[Bug]: Remote Webview debugging is enabled.

[rakeshv1108]

What happened?

How can this Webview debugging mode be turned off?

I've included my release apk build in the Mobsf testing procedure to look for security flaws. Additionally, I received one serious problem from the Mobsf report for your package library. The screenshot for that report is attached. Please take action to fix the security problem.

Thank you.

Steps to reproduce?

1. Create release android build apk.
2. Set up the Mobsf security checkup tool.
3. Analyse that same apk through that Mobsf tool.

What did you expect to happen?

I want to disable or remove that debugging line from the npm package code.
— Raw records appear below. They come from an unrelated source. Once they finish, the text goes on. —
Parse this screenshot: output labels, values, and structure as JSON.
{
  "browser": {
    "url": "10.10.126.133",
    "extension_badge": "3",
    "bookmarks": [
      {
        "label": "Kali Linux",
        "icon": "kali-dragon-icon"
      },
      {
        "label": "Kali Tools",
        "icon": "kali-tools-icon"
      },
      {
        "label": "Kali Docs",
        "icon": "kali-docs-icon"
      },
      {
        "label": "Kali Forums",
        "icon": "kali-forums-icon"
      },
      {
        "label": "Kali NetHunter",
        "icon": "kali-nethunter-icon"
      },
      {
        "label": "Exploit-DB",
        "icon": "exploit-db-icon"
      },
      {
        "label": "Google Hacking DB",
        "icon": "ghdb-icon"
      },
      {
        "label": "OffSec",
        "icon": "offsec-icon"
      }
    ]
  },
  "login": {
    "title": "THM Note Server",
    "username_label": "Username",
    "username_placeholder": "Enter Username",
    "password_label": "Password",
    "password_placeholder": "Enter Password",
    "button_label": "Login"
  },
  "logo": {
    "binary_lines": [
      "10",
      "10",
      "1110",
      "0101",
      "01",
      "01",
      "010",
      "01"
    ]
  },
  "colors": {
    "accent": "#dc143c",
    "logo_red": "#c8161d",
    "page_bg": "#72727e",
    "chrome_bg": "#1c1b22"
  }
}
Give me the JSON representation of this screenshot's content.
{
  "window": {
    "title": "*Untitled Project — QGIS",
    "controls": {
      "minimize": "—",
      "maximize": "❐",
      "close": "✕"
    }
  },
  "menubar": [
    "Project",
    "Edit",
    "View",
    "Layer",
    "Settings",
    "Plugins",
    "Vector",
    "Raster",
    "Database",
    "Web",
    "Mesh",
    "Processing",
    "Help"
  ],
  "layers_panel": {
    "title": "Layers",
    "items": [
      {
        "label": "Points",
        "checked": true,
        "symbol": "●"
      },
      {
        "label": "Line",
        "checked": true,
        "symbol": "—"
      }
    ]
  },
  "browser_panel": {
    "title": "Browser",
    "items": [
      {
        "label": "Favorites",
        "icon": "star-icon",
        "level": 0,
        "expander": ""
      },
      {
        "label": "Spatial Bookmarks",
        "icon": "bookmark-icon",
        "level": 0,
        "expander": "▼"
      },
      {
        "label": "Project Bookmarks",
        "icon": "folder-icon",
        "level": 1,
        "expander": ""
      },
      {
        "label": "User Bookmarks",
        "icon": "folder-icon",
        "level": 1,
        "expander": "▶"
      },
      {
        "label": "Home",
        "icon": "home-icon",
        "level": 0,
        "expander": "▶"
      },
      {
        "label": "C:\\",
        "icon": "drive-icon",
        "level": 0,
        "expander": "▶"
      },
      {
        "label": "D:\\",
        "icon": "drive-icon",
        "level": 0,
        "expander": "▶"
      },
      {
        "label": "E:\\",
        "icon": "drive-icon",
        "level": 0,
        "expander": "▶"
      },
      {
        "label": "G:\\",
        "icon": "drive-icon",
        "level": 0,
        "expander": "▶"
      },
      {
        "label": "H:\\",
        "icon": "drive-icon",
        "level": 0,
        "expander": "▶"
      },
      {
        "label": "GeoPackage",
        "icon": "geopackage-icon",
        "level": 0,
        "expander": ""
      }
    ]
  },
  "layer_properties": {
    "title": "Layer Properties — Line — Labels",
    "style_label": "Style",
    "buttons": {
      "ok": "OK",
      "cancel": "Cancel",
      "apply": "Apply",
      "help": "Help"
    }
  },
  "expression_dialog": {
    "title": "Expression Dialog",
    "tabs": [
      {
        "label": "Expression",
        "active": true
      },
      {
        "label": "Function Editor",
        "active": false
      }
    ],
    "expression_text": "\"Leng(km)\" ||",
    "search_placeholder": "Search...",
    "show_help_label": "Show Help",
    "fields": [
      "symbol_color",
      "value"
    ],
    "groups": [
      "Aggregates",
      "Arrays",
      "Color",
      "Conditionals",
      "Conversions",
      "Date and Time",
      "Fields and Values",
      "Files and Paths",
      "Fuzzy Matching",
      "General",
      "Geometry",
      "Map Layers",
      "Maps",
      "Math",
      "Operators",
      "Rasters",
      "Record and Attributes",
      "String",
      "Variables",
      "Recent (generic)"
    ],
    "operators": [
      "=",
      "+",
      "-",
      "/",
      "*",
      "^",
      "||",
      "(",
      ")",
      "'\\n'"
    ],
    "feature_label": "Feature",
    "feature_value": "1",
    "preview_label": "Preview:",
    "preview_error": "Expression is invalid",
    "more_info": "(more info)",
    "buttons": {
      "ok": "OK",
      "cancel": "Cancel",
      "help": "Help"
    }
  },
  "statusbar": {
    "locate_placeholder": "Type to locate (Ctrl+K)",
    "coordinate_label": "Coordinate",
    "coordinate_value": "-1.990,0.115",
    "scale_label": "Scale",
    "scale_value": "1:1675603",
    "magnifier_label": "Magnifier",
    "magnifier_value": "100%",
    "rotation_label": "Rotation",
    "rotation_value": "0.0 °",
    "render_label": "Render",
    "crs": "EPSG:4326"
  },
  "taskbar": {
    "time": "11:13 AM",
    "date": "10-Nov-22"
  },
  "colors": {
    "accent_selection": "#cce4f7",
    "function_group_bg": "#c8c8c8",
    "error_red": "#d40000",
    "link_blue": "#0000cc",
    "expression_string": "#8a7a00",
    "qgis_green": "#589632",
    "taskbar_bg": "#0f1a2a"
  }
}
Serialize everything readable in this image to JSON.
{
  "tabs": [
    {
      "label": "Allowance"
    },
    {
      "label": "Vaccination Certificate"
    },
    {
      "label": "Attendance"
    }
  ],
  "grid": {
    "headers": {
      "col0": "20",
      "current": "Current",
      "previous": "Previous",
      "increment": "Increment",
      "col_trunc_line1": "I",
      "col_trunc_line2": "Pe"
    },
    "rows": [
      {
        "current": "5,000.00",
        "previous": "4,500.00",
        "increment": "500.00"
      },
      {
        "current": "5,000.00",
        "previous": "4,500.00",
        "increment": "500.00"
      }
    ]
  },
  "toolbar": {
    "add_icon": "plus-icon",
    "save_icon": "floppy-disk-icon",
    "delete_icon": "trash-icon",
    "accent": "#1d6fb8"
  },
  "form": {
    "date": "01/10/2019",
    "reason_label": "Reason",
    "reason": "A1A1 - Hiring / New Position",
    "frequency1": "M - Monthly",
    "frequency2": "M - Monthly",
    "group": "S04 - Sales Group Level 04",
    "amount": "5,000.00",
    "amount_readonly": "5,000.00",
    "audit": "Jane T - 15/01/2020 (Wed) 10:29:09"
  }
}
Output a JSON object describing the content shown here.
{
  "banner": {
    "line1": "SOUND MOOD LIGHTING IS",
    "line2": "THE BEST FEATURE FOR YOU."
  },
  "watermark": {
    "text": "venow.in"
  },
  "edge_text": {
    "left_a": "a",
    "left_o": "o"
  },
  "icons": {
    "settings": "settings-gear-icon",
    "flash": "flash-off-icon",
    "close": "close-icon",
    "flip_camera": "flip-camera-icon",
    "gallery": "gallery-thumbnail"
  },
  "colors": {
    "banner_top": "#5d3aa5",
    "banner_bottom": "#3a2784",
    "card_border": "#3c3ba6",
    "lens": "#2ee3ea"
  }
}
React Native OneSignal SDK version

Release 4.5.0

Which platform(s) are affected?

• [ ] iOS
• [X] Android

Relevant log output

No response

Code of Conduct

• [X] I agree to follow this project's Code of Conduct

[mlblount45]

Has this issue been added to the project road map? any approximation date on when this will be addressed?

[samu-gataca]

Any new about this?

[emawby]

I apologize we do not have news yet, but we appreciate the bump! We will investigate

[maxi-sante]

Any new?

[Redn4s]

A pentest of our app revealed that Remote WebView debugging is activated. This was specifically found in OneSignal: com/onesignal/WebViewManager.java. We're use v4.5.1 of react-native-onesignal.

Any news about the issue yet?

[tair-rhyme]

seems like that is false positive, because of this, if you do not set logLevel to debug and higher it should be OK

[manish-chimera]

I am having similar issue with Onesignal Android SDK with version 5.1.7. how can we disable Remote WEBview debugging?